Amelia Wattenberger wrote an insightful essay discussing a few reasons chatbots are not the future of interfaces and how adding controls, information, and affordances can make them more usable.
Tutorial Tim shows how to use the AI plugin Wireframe Designer.
Silvia Bormüller interviews Chris Lüders about his upcoming “The Power of AI in Design Systems” workshop, where they discuss how AI can help with the design systems documentation, how tokens help in daily work, and the steps and prompts for generating design tokens for Tokens Studio with ChatGPT.
Punit Chawla showcases a few new AI plugins — Figaro, FontExploreAI, Aidentic, Cube GPT, QoQo.AI, AI Designer, AI Color Palette Generator, and Diagram.
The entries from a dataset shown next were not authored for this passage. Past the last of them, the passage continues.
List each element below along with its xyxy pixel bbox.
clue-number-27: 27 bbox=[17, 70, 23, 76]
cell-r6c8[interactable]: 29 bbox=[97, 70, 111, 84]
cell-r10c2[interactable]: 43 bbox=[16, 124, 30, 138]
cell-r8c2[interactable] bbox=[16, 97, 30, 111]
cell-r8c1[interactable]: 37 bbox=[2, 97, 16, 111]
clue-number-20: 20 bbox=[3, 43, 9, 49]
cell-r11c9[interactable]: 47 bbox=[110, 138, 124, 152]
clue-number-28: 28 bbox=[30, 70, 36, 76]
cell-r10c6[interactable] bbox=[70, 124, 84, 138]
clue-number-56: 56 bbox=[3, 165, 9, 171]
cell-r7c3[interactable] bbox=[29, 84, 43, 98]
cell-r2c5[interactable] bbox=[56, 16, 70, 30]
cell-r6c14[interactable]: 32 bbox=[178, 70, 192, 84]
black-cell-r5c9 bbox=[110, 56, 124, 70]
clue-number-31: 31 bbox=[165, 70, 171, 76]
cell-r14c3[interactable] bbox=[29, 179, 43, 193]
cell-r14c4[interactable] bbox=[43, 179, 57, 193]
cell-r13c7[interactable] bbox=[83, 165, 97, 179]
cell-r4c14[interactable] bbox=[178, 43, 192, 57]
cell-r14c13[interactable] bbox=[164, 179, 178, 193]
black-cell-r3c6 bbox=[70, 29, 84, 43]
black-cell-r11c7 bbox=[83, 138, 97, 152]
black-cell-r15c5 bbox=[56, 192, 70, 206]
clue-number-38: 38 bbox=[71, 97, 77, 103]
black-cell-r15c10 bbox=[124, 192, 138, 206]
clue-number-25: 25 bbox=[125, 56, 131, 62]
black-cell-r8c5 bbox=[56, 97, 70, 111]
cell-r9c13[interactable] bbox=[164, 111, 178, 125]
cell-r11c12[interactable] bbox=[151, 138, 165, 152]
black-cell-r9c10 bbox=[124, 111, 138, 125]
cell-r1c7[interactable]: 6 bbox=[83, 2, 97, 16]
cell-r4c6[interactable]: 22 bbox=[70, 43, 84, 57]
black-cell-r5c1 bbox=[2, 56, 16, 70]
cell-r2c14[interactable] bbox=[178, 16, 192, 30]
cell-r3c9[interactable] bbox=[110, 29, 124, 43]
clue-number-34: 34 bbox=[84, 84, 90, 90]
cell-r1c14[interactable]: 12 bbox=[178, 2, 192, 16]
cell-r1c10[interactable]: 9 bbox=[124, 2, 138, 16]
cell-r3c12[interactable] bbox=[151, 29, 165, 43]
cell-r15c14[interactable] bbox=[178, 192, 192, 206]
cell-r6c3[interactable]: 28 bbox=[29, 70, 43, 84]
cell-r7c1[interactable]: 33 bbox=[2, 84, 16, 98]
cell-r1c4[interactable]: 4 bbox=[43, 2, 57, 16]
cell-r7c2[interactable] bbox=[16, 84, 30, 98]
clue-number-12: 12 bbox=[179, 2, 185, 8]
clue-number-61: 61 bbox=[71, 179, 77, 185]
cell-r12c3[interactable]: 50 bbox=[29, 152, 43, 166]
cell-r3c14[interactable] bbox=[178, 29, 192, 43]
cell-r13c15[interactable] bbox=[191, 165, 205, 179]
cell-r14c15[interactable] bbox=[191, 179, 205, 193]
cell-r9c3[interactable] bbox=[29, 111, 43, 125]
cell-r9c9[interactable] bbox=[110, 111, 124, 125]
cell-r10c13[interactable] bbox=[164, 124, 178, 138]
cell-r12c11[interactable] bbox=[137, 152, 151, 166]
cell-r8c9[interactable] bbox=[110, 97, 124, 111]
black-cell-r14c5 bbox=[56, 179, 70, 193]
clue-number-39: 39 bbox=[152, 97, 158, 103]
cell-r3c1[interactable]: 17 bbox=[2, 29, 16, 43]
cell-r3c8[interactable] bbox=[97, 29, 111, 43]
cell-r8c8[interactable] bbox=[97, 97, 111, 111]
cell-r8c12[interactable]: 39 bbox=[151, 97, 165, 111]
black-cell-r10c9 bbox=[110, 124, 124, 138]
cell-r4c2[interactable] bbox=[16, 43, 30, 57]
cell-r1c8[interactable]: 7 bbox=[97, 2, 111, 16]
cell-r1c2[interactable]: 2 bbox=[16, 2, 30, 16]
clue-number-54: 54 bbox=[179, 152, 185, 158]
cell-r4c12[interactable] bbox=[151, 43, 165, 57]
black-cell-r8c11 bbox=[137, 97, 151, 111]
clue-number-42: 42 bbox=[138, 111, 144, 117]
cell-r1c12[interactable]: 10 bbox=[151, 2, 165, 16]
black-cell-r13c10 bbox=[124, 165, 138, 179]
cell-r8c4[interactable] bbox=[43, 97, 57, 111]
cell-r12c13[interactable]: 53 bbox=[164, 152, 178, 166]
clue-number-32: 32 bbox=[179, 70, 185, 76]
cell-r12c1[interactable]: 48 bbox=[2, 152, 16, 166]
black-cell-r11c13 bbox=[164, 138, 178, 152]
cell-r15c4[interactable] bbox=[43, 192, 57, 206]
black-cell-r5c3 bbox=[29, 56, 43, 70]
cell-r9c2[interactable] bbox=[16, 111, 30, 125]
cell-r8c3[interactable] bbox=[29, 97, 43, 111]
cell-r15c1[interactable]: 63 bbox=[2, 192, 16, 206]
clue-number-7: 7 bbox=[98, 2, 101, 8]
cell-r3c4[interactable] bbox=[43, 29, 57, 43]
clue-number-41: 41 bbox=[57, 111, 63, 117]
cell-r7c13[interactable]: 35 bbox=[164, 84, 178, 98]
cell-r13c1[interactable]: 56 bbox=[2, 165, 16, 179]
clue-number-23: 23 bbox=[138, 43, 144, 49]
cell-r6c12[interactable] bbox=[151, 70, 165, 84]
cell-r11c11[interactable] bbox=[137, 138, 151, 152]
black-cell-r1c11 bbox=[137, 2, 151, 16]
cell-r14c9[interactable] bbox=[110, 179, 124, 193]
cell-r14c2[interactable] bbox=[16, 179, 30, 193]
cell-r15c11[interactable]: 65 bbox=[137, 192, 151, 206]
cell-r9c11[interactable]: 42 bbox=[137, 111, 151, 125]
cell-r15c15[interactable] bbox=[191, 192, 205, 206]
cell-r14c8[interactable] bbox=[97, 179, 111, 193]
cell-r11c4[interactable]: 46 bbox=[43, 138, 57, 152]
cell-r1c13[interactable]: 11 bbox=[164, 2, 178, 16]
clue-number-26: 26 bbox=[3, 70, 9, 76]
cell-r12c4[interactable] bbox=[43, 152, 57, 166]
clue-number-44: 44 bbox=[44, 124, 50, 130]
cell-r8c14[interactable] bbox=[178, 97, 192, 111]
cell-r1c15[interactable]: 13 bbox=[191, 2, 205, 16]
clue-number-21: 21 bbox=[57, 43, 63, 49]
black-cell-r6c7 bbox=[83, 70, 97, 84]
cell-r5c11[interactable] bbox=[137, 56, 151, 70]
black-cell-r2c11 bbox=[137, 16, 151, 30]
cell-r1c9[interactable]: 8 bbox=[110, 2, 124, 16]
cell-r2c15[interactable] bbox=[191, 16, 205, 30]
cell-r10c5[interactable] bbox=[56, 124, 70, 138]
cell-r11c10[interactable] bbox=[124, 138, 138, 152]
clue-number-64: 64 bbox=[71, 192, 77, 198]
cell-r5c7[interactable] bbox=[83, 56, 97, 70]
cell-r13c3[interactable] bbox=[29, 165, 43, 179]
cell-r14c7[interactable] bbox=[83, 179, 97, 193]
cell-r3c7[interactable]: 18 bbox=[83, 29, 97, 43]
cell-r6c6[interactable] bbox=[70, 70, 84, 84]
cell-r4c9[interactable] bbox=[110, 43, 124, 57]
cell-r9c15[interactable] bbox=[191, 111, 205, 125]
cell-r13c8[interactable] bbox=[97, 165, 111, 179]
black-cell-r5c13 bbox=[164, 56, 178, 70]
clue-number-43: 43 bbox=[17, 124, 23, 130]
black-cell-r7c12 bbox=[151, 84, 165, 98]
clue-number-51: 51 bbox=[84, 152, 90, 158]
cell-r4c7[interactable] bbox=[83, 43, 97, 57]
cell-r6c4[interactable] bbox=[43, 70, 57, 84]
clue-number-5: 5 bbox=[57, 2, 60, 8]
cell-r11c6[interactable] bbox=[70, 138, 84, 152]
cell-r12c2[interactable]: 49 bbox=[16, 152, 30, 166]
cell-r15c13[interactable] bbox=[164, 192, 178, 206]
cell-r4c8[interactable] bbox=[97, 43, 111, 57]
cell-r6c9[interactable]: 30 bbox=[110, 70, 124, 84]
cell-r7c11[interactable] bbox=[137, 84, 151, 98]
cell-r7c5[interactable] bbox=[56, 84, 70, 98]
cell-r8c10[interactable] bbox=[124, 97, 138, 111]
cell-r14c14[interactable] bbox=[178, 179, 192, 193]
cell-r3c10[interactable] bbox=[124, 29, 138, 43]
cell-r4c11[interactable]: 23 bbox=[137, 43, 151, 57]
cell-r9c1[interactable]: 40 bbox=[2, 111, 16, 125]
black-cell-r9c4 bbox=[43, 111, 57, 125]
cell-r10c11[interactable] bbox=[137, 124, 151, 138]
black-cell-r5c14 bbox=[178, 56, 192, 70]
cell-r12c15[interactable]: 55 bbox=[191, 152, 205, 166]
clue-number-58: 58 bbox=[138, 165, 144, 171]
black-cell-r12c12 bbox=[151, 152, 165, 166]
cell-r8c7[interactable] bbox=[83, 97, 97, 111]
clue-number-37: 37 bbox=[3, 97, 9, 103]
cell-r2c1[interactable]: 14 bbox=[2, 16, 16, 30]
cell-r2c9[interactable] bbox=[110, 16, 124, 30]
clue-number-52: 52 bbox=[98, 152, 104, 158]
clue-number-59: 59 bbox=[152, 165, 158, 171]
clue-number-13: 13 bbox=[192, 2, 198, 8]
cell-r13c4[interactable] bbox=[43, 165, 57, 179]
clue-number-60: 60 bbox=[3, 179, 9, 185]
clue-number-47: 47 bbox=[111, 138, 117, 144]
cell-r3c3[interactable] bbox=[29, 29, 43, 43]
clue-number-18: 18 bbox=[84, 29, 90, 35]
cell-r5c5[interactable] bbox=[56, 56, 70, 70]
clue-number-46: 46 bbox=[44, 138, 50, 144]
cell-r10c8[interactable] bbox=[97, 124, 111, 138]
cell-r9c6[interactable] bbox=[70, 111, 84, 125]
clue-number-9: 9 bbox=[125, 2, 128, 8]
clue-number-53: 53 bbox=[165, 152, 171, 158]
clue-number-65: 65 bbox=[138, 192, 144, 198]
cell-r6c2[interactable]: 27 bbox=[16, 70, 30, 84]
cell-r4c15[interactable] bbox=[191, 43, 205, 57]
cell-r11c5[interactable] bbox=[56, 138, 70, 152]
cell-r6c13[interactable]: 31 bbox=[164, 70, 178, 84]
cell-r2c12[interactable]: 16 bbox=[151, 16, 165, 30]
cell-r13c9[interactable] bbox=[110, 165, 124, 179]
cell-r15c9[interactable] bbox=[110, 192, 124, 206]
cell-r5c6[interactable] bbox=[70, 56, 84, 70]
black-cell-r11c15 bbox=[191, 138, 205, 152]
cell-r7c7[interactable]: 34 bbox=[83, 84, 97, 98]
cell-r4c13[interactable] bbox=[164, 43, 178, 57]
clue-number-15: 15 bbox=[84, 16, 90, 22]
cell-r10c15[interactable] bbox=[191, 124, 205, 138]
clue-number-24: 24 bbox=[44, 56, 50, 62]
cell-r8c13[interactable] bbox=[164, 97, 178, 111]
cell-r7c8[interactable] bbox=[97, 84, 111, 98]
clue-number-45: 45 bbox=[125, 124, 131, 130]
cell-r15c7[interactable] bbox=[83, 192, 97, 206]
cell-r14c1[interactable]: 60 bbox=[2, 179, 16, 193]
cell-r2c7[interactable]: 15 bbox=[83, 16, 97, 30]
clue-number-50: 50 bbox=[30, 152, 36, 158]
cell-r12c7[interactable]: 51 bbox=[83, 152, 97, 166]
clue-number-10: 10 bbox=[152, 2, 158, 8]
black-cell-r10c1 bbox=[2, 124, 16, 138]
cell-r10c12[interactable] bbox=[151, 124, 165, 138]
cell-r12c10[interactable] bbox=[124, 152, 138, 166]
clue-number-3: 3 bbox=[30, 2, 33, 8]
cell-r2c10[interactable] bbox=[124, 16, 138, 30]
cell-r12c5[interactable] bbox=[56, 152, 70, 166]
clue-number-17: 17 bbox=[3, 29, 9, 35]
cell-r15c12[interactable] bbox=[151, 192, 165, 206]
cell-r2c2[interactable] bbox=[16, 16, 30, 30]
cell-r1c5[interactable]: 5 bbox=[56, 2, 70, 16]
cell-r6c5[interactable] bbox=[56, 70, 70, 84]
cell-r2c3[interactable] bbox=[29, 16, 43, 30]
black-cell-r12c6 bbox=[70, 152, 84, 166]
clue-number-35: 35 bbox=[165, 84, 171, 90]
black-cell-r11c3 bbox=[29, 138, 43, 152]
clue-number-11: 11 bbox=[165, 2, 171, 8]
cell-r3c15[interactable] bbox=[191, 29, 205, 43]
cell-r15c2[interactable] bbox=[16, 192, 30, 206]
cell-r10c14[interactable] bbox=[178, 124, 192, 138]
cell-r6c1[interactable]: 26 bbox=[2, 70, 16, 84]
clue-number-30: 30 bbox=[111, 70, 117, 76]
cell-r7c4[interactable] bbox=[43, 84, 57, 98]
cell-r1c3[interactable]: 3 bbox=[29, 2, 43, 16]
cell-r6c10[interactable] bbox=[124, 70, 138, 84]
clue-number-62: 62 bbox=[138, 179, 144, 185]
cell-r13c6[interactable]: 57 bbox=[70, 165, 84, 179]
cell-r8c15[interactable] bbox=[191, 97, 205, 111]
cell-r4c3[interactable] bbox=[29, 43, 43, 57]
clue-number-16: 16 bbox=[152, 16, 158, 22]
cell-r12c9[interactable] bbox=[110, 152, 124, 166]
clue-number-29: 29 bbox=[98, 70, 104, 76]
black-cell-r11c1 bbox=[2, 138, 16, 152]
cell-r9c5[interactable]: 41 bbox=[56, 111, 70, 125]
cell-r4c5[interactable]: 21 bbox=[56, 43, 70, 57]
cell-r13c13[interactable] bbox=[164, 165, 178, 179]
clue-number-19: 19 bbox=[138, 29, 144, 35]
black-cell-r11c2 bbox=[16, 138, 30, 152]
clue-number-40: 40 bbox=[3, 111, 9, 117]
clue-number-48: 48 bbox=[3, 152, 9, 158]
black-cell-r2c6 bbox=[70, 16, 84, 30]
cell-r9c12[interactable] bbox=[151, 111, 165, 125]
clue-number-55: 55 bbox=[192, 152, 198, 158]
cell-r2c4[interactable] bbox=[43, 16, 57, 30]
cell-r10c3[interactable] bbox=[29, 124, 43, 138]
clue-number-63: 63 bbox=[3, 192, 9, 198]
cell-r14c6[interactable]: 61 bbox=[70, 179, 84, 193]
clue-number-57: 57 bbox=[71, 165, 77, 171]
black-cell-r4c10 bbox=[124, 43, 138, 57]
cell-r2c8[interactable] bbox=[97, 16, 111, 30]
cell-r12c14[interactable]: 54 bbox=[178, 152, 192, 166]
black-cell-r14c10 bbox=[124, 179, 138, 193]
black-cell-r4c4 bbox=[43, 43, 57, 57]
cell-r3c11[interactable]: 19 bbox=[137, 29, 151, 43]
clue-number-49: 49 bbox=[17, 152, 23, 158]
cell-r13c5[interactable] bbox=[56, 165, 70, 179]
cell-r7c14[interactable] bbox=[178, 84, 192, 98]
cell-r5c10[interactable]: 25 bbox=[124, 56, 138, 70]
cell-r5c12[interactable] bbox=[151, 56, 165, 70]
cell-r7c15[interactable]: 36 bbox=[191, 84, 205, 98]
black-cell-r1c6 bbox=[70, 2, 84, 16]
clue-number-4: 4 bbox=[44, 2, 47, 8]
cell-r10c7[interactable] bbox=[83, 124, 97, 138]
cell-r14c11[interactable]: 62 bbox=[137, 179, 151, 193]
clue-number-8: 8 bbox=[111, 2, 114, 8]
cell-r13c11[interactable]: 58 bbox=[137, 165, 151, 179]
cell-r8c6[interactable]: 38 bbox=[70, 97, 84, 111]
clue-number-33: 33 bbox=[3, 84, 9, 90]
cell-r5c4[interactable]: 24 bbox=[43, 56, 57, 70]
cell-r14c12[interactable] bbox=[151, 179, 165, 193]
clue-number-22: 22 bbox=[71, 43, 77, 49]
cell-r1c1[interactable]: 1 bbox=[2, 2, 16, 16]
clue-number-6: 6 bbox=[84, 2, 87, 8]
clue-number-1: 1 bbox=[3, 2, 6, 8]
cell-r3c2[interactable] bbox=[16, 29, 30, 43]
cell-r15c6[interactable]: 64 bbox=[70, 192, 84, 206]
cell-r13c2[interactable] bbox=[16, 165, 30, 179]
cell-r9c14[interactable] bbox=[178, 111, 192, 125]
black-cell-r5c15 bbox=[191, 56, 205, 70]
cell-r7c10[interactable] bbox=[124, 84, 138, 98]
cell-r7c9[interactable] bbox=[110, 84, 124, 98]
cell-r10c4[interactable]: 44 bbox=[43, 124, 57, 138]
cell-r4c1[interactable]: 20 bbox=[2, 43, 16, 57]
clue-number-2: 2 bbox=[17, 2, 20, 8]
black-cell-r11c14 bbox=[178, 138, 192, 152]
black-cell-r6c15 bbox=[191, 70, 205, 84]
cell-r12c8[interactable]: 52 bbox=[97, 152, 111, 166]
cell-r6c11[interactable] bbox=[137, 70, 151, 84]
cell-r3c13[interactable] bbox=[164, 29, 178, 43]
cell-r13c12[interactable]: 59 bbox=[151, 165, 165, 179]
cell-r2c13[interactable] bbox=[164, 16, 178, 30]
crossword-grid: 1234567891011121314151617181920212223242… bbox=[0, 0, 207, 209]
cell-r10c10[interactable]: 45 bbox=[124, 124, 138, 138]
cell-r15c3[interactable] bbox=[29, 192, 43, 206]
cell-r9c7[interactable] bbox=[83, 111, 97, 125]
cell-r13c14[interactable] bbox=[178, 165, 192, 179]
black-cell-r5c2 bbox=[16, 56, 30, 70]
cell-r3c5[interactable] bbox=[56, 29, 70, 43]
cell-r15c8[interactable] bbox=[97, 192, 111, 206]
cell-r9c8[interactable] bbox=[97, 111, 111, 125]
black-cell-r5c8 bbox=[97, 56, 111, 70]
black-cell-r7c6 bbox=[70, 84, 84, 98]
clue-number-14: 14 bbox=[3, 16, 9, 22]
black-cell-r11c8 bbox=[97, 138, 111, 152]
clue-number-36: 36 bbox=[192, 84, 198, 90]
While many of them still feel like proof of concept rather than a daily tool, it’s really interesting to see the direction design tools are taking.
A proof of concept that generates wireframe designs using the GPT 3.5 model. See this thread by Wu Chenmu on how it works.
Effortlessly remove backgrounds or isolate objects using AI.
The new plugin by Meng To uses AI to upscale up to 8X the original resolution. Perfect for a variety of images including avatars, background images, Midjourney renders, and marketing images. (Interesting that the author heavily relied on ChatGPT 4 to build it.)
I love seeing how teams improve their workflows with internal Figma plugins. Here, Bryan Berger from Discord built a handy plugin to randomize avatar fills from their design system library. The source code is available on GitHub. (I guess something is in the air, as Miguel Solorio is building something similar for his specific use case.)
Built a handy new @figma plugin to randomize avatar fills from our design system library (growing!). Caching prevents duplicates and category filtering allows one to be intentional about the vibe. pic.twitter.com/AxLfbkM6Bo
— Bryan Berger (@bryanberger) April 6, 2023
I mentioned the FigGPT plugin in the last issue, and now Edward Chechique wrote a detailed walkthrough of using this plugin. It requires an OpenAI API key but then provides direct access to ChatGPT prompts and tools for UX writing directly from the Figma document.
“FigGPT is a tiny plugin that connects ChatGPT to Figma and helps you to compose and edit copy.”
Discord designer Daniel Destefanis built an internal plugin for generating entire conversations using ChatGTP and rendering them using their design system. This is an excellent example of automating a mundane part of day-to-day work with AI.
Built a new @figma plugin I call "Magic Messages". It generates entire conversations using ChatGPT and renders them using our design system at Discord. You can set a topic, # people talking, and # of messages. This way we can generate content for our designs more easily. pic.twitter.com/4M01yB87tZ
— Daniel Destefanis (@daniel__designs) March 29, 2023
Cool open-source proof-of-concept, related to the above post by Edward. For now, I’m skeptical of AI-generated components (explaining ideas and details may take longer than building from scratch), but bullish on offloading mundane tasks, error detection, and quality checks to the AI.
Edward Chechique shares some ideas for AI features that he hopes to see at Config 2023.